Be Your Own Boss
The hardest part about working for yourself is the fact that you’re both you own worst employee – and your own boss.

Not everyone is ready to ‘Go Freelance’ and start their own business, in translation or elsewhere. There are a lot of hurdles that people put in front of themselves – lack of confidence, lack of preparation, or even simply a lack of perceiving the right moment when it comes along. And certainly not everyone in the world should go freelance. It takes a certain personality type, I think.
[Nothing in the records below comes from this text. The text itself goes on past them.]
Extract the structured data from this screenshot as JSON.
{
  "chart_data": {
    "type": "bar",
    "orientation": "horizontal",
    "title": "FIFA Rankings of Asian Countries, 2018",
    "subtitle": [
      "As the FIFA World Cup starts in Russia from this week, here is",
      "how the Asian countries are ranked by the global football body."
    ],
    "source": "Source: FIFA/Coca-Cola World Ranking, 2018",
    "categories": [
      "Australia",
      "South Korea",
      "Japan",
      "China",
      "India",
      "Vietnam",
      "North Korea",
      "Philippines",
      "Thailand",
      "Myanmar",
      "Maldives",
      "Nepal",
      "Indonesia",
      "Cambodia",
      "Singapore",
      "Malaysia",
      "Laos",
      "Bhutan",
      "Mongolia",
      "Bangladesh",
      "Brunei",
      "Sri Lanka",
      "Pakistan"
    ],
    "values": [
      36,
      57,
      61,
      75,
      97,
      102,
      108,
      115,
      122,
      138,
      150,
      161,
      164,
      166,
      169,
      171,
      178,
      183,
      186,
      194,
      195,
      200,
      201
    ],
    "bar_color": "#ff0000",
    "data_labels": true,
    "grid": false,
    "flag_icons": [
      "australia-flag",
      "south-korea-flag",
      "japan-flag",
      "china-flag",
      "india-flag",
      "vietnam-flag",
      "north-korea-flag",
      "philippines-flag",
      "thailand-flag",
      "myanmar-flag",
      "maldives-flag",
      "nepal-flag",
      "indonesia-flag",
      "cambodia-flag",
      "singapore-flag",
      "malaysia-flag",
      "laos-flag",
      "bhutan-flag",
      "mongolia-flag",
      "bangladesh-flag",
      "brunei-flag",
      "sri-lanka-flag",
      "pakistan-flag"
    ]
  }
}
Not only do you have to be comfortable with a lack of a ‘safety net’ in the form of benefits and co-workers, you have to be happy working alone with little interaction with people every day.
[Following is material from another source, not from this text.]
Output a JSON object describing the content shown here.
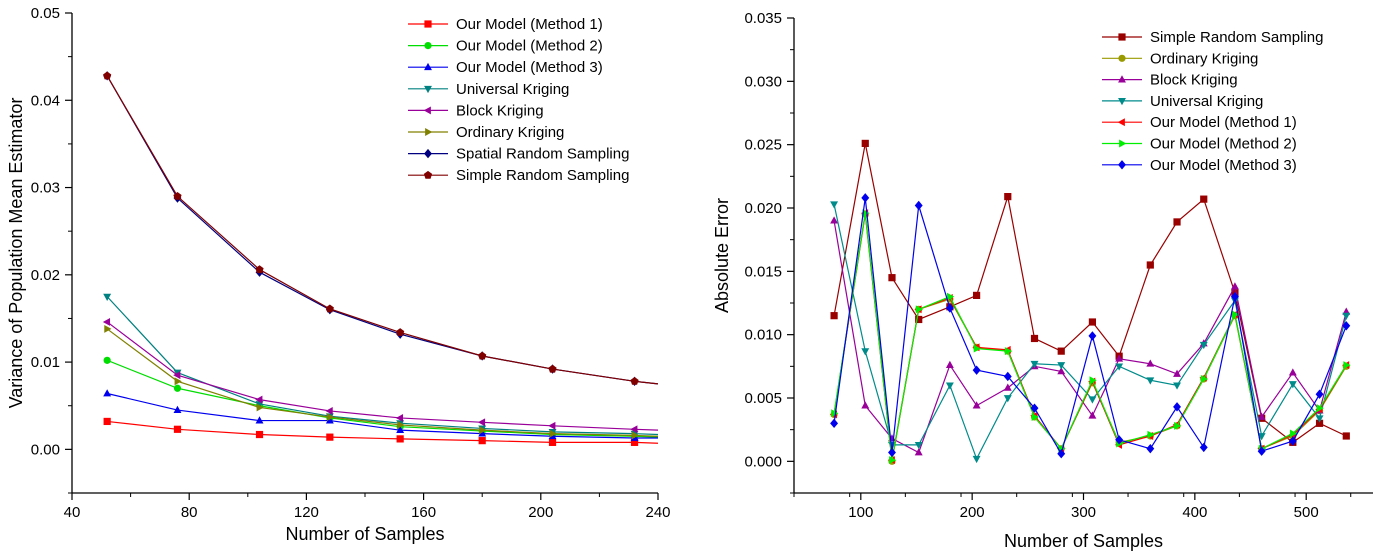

But the most important personality trait that you simply must possess to make a go of freelancing, and the one personality trait that many folks lack, is the ability to be a boss to yourself.
Running Things
A boss isn’t simply a pompous figurehead who motivates everyone by threatening to fire them. A boss does so much more than that every day, and there’s a reason it’s such a popular meme for employees to despise and mock their boss when outside the office. The boss gets to do all the unpleasant stuff, and when you go freelance, you have to take on all of that.
Well, not all of it, of course, because you’re just one person so you only have your own bad habits, not an entire office’s. But the fact remains that when you work for yourself you become your own boss, and aside from the empowering implications of that there are also some very unfortunate implications – because you have to take on some very unpleasant tasks.
Hating Yourself
After all, you’ll have to make sure you get out of bed every morning and that you’re sitting at your desk on time every day. You’ll have to make certain you don’t pop off to watch television during the work day, that you don’t nap away your afternoons, and that your projects are organised and under control. You’re have to have a marketing plan and force yourself to follow it. Being your own boss isn’t easy, because you can so easily negotiate with and bribe yourself.
Here are my tips for being your own boss successfully:
Be positive. The worst thing you can do, especially when business is slow, is get down on yourself and over-analyse. All businesses have slow times – it doesn’t mean you’re a bad boss.
Be persistent. Not every decision or strategy bears fruit immediately. When you make a decision about your business, stick with it long enough to really know if it’s working.
De forgiving. If a strategy does in fact fail, shrug it off. Self-criticism is useless.
Be organised. Have a plan, have a schedule – and stick to them.
These are simple pieces of advice, but it’s really all you need to be your own boss. Just remember that you’ll always be your own worst employee!